Inkwazi is a Boeing Business Jet (BBJ / Boeing 737) aircraft that serves as the primary mode of air transportation for the President of South Africa. Operated by 21 Squadron South African Air Force, the aircraft has a seating capacity for six ministers and ten additional passengers. It cost 300 million rand to acquire and another 108 million rand to fit and decorate the interior which can accommodate up to 15 passengers. The jet's name means "fish eagle" in Zulu.

== Replacement tender ==
In November 2015, Armscor issued a tender for the replacement of the Boeing 737 aircraft. The estimated cost of the new aircraft was between 2 billion and 4 billion rand. Some of the specific set of criteria included a range of 13,800 km, seating for 30 passengers, a conference room for 8, and a private bedroom and bathroom suite.
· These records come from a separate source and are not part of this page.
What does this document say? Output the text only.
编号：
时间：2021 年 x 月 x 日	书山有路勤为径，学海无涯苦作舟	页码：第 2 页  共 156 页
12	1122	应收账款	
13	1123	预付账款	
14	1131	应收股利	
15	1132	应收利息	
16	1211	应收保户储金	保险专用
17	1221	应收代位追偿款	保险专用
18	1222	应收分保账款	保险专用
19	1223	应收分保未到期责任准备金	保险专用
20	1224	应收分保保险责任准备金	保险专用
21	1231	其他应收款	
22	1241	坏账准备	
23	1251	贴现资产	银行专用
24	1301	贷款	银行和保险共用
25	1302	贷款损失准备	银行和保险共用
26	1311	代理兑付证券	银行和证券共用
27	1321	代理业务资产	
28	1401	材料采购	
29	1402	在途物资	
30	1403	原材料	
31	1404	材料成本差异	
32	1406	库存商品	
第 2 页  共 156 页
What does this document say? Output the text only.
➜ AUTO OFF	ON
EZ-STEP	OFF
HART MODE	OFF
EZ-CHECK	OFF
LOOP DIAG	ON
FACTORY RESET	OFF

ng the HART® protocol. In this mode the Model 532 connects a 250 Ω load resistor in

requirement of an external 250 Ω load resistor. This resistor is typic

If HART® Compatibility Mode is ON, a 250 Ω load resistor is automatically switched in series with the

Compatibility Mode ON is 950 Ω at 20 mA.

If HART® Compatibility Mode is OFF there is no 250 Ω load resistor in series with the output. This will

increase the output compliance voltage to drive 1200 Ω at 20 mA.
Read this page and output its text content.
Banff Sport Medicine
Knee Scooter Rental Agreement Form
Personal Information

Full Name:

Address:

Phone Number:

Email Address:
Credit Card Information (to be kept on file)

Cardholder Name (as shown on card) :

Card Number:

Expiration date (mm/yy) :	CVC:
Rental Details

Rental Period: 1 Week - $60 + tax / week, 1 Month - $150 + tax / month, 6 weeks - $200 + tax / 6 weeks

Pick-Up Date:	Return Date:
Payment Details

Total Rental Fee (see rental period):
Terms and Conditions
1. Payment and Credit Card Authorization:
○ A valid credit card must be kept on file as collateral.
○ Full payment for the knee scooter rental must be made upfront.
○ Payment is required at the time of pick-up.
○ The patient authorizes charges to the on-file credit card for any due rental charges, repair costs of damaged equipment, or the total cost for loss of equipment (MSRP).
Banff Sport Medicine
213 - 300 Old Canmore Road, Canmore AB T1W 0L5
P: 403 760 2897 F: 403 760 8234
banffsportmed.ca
The potential replacements include:

- The Airbus A330
- The Airbus A340
- The Boeing 777
- The Boeing 787

However, in October 2016, Armscor announced, "none of the bids achieved a full score satisfactorily in the overall evaluation, thus prompting the cancellation of the tender." The company stated it would review the tender process and continue searching for a suitable replacement.

== Current arrangement ==
The current aircraft continues to be used for regional trips. However, when the ageing aircraft has been grounded for repairs, other private aircraft have been chartered. When an intercontinental aircraft with a range of 13,300 km is required, an aircraft has been leased from Fortune Air for almost 2 million rand a month. The aircraft returned to service as of 2018.